Cortes na Funase turbinaram rebeliões

Redução de 40% do orçamento tornou mais difícil gestão das unidades
JC Online
Publicado em 02/11/2016 às 8:10
Redução de 40% do orçamento tornou mais difícil gestão das unidades Foto: Guga Matos/JC Imagem


Sob a justificativa da crise econômica, o governo do Estado cortou 40% dos R$ 195,8 milhões do orçamento da Fundação de Atendimento Socioeducativo (Funase) para o exercício de 2015. A redução de quase metade dos recursos agravou, ao longo do ano passado, os problemas estruturais nas 25 unidades do sistema no Estado. Funcionários denunciam a falta de itens como papel higiênico e material de escritório, além de condições subumanas para a maior parte dos 1,5 mil internos. Ingredientes de um caldeirão que vinha sendo cozinhado e que esborrou no final de outubro deste ano, com duas rebeliões violentas –em Timbaúba, na Zona da Mata, e em Caruaru, no Agreste – que resultaram na morte de 11 reeducandos.

Apenas no último motim, na unidade de Caruaru, no último domingo, foram sete mortos, a maior parte queimados vivos, além de um mutilado.

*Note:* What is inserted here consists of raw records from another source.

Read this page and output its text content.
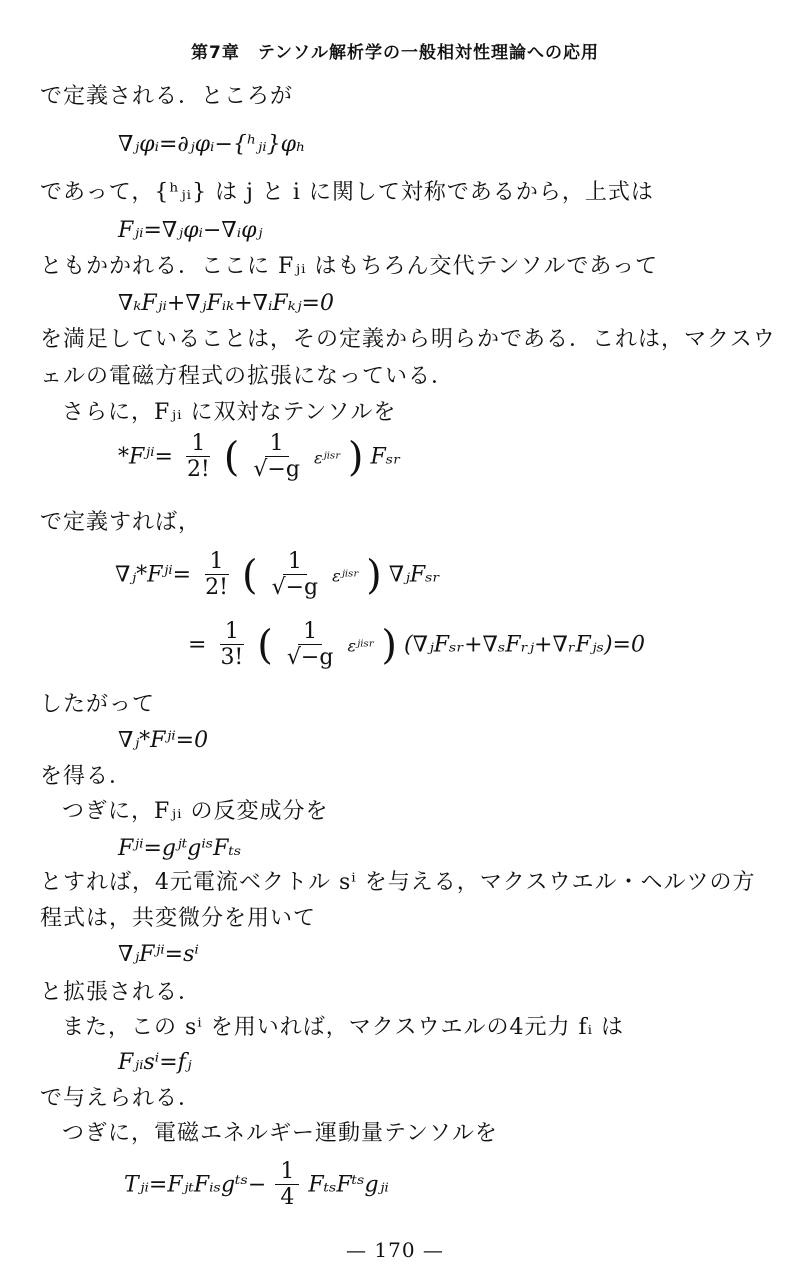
第7章　テンソル解析学の一般相対性理論への応用
で定義される．ところが
∇ⱼφᵢ=∂ⱼφᵢ−{ʰⱼᵢ}φₕ
であって，{ʰⱼᵢ} は j と i に関して対称であるから，上式は
Fⱼᵢ=∇ⱼφᵢ−∇ᵢφⱼ
ともかかれる．ここに Fⱼᵢ はもちろん交代テンソルであって
∇ₖFⱼᵢ+∇ⱼFᵢₖ+∇ᵢFₖⱼ=0
を満足していることは，その定義から明らかである．これは，マクスウ
ェルの電磁方程式の拡張になっている．
さらに，Fⱼᵢ に双対なテンソルを
*Fʲⁱ= $\frac{1}{2!}$ ( $\frac{1}{√-g}$ εʲⁱˢʳ ) Fₛᵣ
で定義すれば，
∇ⱼ*Fʲⁱ= $\frac{1}{2!}$ ( $\frac{1}{√-g}$ εʲⁱˢʳ ) ∇ⱼFₛᵣ
= $\frac{1}{3!}$ ( $\frac{1}{√-g}$ εʲⁱˢʳ ) (∇ⱼFₛᵣ+∇ₛFᵣⱼ+∇ᵣFⱼₛ)=0
したがって
∇ⱼ*Fʲⁱ=0
を得る．
つぎに，Fⱼᵢ の反変成分を
Fʲⁱ=gʲᵗgⁱˢFₜₛ
とすれば，4元電流ベクトル sⁱ を与える，マクスウエル・ヘルツの方
程式は，共変微分を用いて
∇ⱼFʲⁱ=sⁱ
と拡張される．
また，この sⁱ を用いれば，マクスウエルの4元力 fᵢ は
Fⱼᵢsⁱ=fⱼ
で与えられる．
つぎに，電磁エネルギー運動量テンソルを
Tⱼᵢ=FⱼₜFᵢₛgᵗˢ− $\frac{1}{4}$ FₜₛFᵗˢgⱼᵢ
— 170 —
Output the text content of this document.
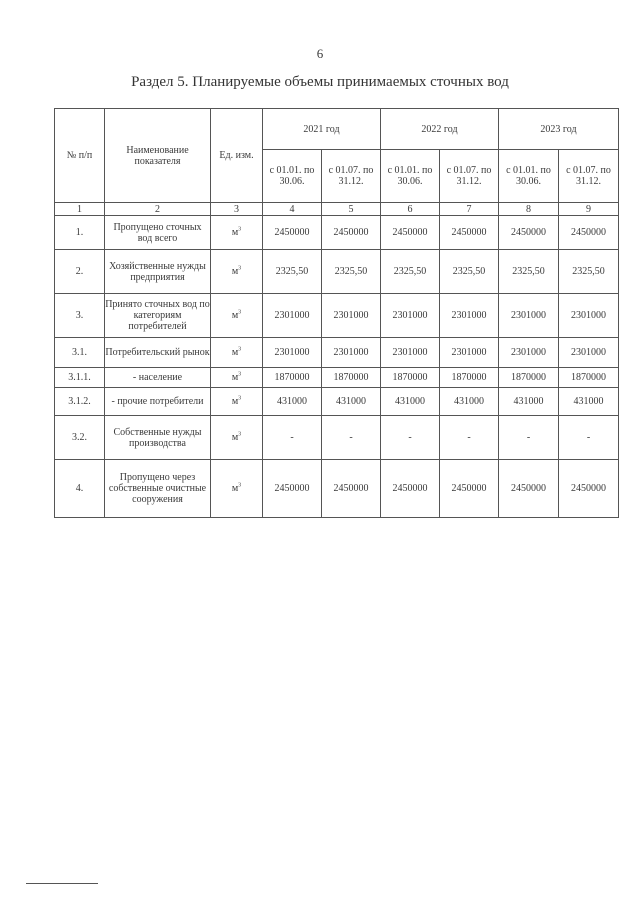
6
Раздел 5. Планируемые объемы принимаемых сточных вод
№ п/п	Наименование показателя	Ед. изм.	2021 год		2022 год		2023 год	
			с 01.01. по 30.06.	с 01.07. по 31.12.	с 01.01. по 30.06.	с 01.07. по 31.12.	с 01.01. по 30.06.	с 01.07. по 31.12.
1	2	3	4	5	6	7	8	9
1.	Пропущено сточных вод всего	$м^3$	2450000	2450000	2450000	2450000	2450000	2450000
2.	Хозяйственные нужды предприятия	$м^3$	2325,50	2325,50	2325,50	2325,50	2325,50	2325,50
3.	Принято сточных вод по категориям потребителей	$м^3$	2301000	2301000	2301000	2301000	2301000	2301000
3.1.	Потребительский рынок	$м^3$	2301000	2301000	2301000	2301000	2301000	2301000
3.1.1.	- население	$м^3$	1870000	1870000	1870000	1870000	1870000	1870000
3.1.2.	- прочие потребители	$м^3$	431000	431000	431000	431000	431000	431000
3.2.	Собственные нужды производства	$м^3$	-	-	-	-	-	-
4.	Пропущено через собственные очистные сооружения	$м^3$	2450000	2450000	2450000	2450000	2450000	2450000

A barbárie motivou a troca de comando no órgão, ainda na noite da segunda-feira: o advogado Roberto Franca, profissional de referência na área de direitos humanos, virou o novo presidente da Funase.

A falta de recursos tem influência direta no dia a dia das unidades. “Não existem coisas simples, como papel higiênico. Os adolescentes dormem amontoados em pedaços de colchões”, relata, em reserva, um funcionário da entidade. 

Não foi por falta de aviso. Um relatório divulgado pela Fundação Joaquim Nabuco (Fundaj) em abril do ano passado já pintava um quadro preocupante do sistema. “Há relatos de tráfico de drogas feitos pelos próprios agentes socioeducativos aos internos, além da prática de torturas e agressões”, diz um trecho do documento, produzido pela professora Ronidalva Melo.

De acordo com o Gabinete de Assessoria Jurídica às Organizações Populares (Gajop), o governo do Estado afirmou ter aplicado 89,7% do orçamento de 2015 da Funase. “Estava prevista a construção de unidades, mas isso não foi feito. Queremos saber o que aconteceu com esse dinheiro”, comenta o psicólogo Romero Silva, do Gajop. 

Representantes do Movimento Nacional de Direitos Humanos (MDNH) protocolaram na Organização das Nações Unidas um documento em que solicitam que a entidade faça recomendações ao Estado brasileiro no que diz respeito à situação do sistema socioeducativo de Pernambuco. “Se o pedido for acatado, a ONU pode fazer essas recomendações”, explica a advogada Edna Jatobá. Entre os pedidos, a observância da excepcionalidade da medida de restrição de liberdade, a assistência jurídica adequada (com fortalecimento da Defensoria Pública) e a abolição de tortura e tratamento desumano nas unidades. Segundo Edna, o mesmo pedido deverá ser feito à Corte Interamericana, a exemplo do que acontece com o Complexo do Curado, no bairro do Sancho, Zona Oeste do Recife.

GOVERNO

Apesar de não tornar público, o governo do Estado estuda uma grande reformulação nos sistemas prisional e socioeducativo de Pernambuco. Um indicativo é que uma das pautas levadas pelo governador Paulo Câmara ao presidente Michel Temer no último encontro entre os dois, no final de outubro, em Brasília, foi a possibilidade da liberação de verbas federais para reformas e construção de unidades para os dois sistemas. 

O novo diretor da Funase, o advogado Roberto Franca, deverá fazer um pronunciamento oficial amanhã. Nomeado ontem pelo governador Paulo Câmara, ele passou os últimos dois dias se inteirando da situação do sistema e não concedeu entrevistas à Imprensa.